Особенно отчетливо доносились крики продавцов молочных булочек, которые перетаскивали с яруса на ярус прикрытые белыми полотенцами корзины:
Резкие голоса разносчиц холодной воды, раскачивавших кувшины с зеленой поливой, невольно возбуждали жажду:
—
А на самом верху, у гребня амфитеатра, уже в птичьем царстве, рядом с проносившимися взад и вперед стрижами бегали и играли ребятишки, и их звонкие голоса казались переливчатым венцом над смутным гулом нижних ярусов. И какая надо всем этим была изумительная игра света, усиливавшаяся по мере того, как время шло и солнце медленно поворачивалось вдоль широкой окружности амфитеатра, как на диске солнечных часов, оттесняя толпу, сгущая ее в затененной зоне и оголяя места, где было уж чересчур жарко, оголяя порыжевшие плиты, разделенные пучками сухой травы и черными следами давнишних пожаров.
Иногда на верхних ярусах под напором толпы от древнего строения отделялся камень и перекатывался с этажа на этаж, вызывая крики ужаса и давку, словно весь цирк рушился. И тогда на ступенях амфитеатра возникало движение, подобное бурному прибою, бьющему о береговые утесы, ибо у этого впечатлительного люда действие весьма мало связано со своей причиной: оно всегда преувеличено воображением, какими-то несоразмерными представлениями.
Так развалины амфитеатра, загроможденные шумной толпой, словно оживали, утрачивая облик древнего памятника, по которому гиду полагается водить туристов. Их вид порождал то же чувство, какое может вызвать строфа Пиндара, прочитанная афинянином наших дней, то есть впечатление мертвого языка, который вдруг ожил, сбросив с себя холодное схоластическое обличье.

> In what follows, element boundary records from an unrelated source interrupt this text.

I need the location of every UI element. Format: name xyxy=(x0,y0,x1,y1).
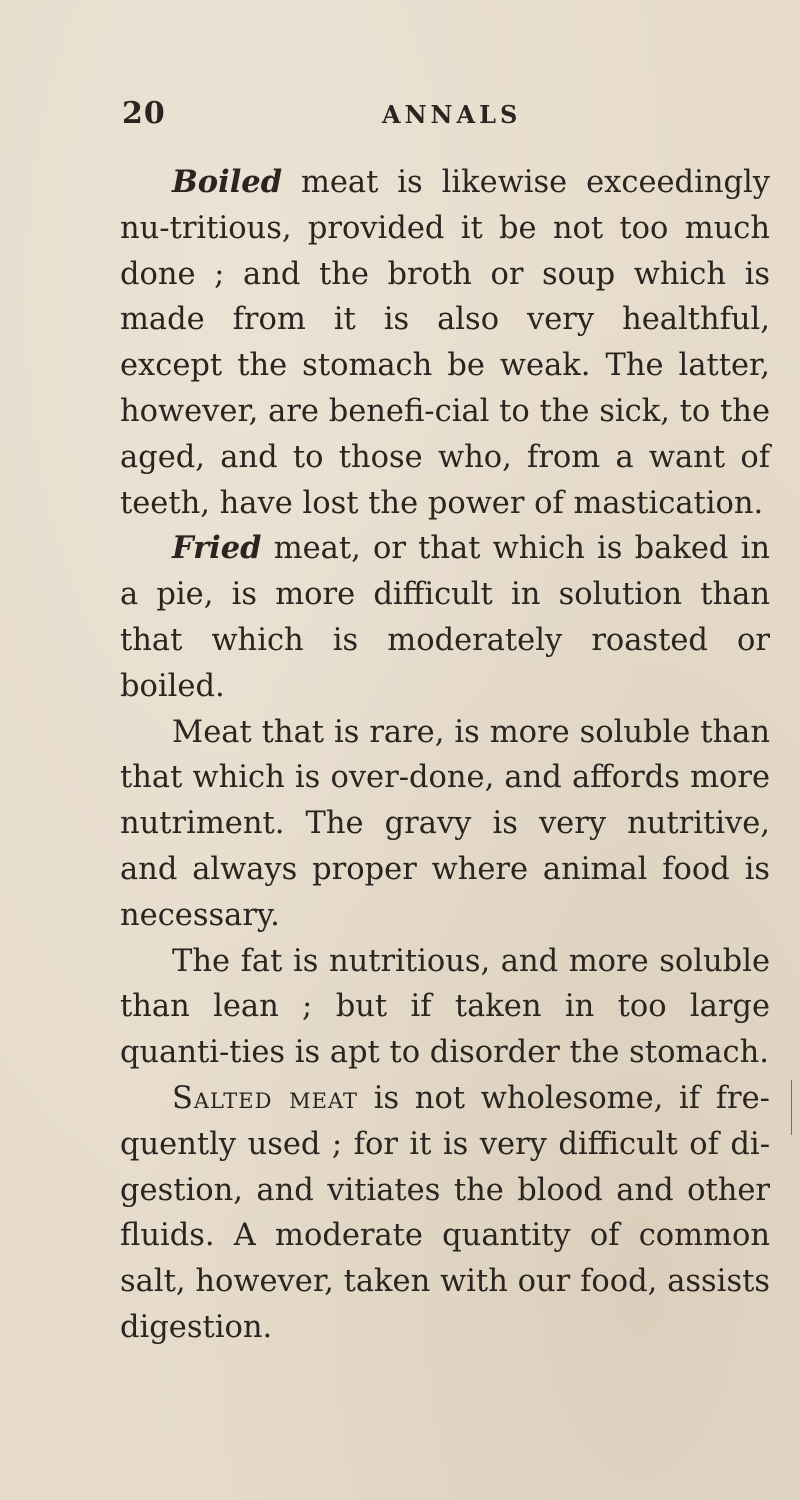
paragraph-salted-meat xyxy=(120,1076,770,1351)
page-number: 20 xyxy=(122,96,166,131)
page-edge-mark xyxy=(791,1080,792,1135)
body-text xyxy=(120,160,770,1351)
paragraph-boiled-meat xyxy=(120,160,770,526)
paragraph-fat: The fat is nutritious, and more soluble than lean ; but if taken in too large quanti-ties is apt to disorder the stomach. xyxy=(120,943,770,1071)
paragraph-lead-smallcaps: Salted meat xyxy=(172,1080,359,1116)
paragraph-lead-word: Boiled xyxy=(172,164,283,200)
page-header xyxy=(122,96,722,136)
paragraph-text: meat, or that which is baked in a pie, is more difficult in solution than that which is moderately roasted or boiled. xyxy=(120,531,770,704)
paragraph-text: is not wholesome, if fre-quently used ; for it is very difficult of di-gestion, and vitiates the blood and other fluids. A moderate quantity of common salt, however, taken with our food, assists digestion. xyxy=(120,1080,770,1345)
paragraph-text: meat is likewise exceedingly nu-tritious, provided it be not too much done ; and the broth or soup which is made from it is also very healthful, except the stomach be weak. The latter, however, are benefi-cial to the sick, to the aged, and to those who, from a want of teeth, have lost the power of mastication. xyxy=(120,165,770,521)
running-head: ANNALS xyxy=(382,100,522,129)
paragraph-lead-word: Fried xyxy=(172,530,262,567)
paragraph-rare-meat: Meat that is rare, is more soluble than that which is over-done, and affords more nutriment. The gravy is very nutritive, and always proper where animal food is necessary. xyxy=(120,714,770,933)
paragraph-fried-meat xyxy=(120,526,770,709)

Безоблачное небо, распыленное серебро солнечного света, латинские интонации, сохранившиеся в провансальском наречии, человеческие фигуры на площадках под сводом, застывшие позы, которые от вибрации воздуха вдруг обретают античный, почти скульптурный характер, да и сам местный тип, сами лица, словно выбитые на медалях, с недлинным, но горбатым носом, широкие бритые щеки и крутой подбородок Руместана — все это способствовало иллюзии, будто здесь происходит зрелище римских времен, все вплоть до мычания скота, доносившегося из подземелий, откуда в древности выпускались львы и боевые слоны. И потому, когда на пустой, желтой от песка арене открывалась решетка подиума, можно было ожидать, что из огромной зияющей дыры появится не мирная сельская процессия — животные и люди, премированные на конкурсе, а выскочат дикие звери.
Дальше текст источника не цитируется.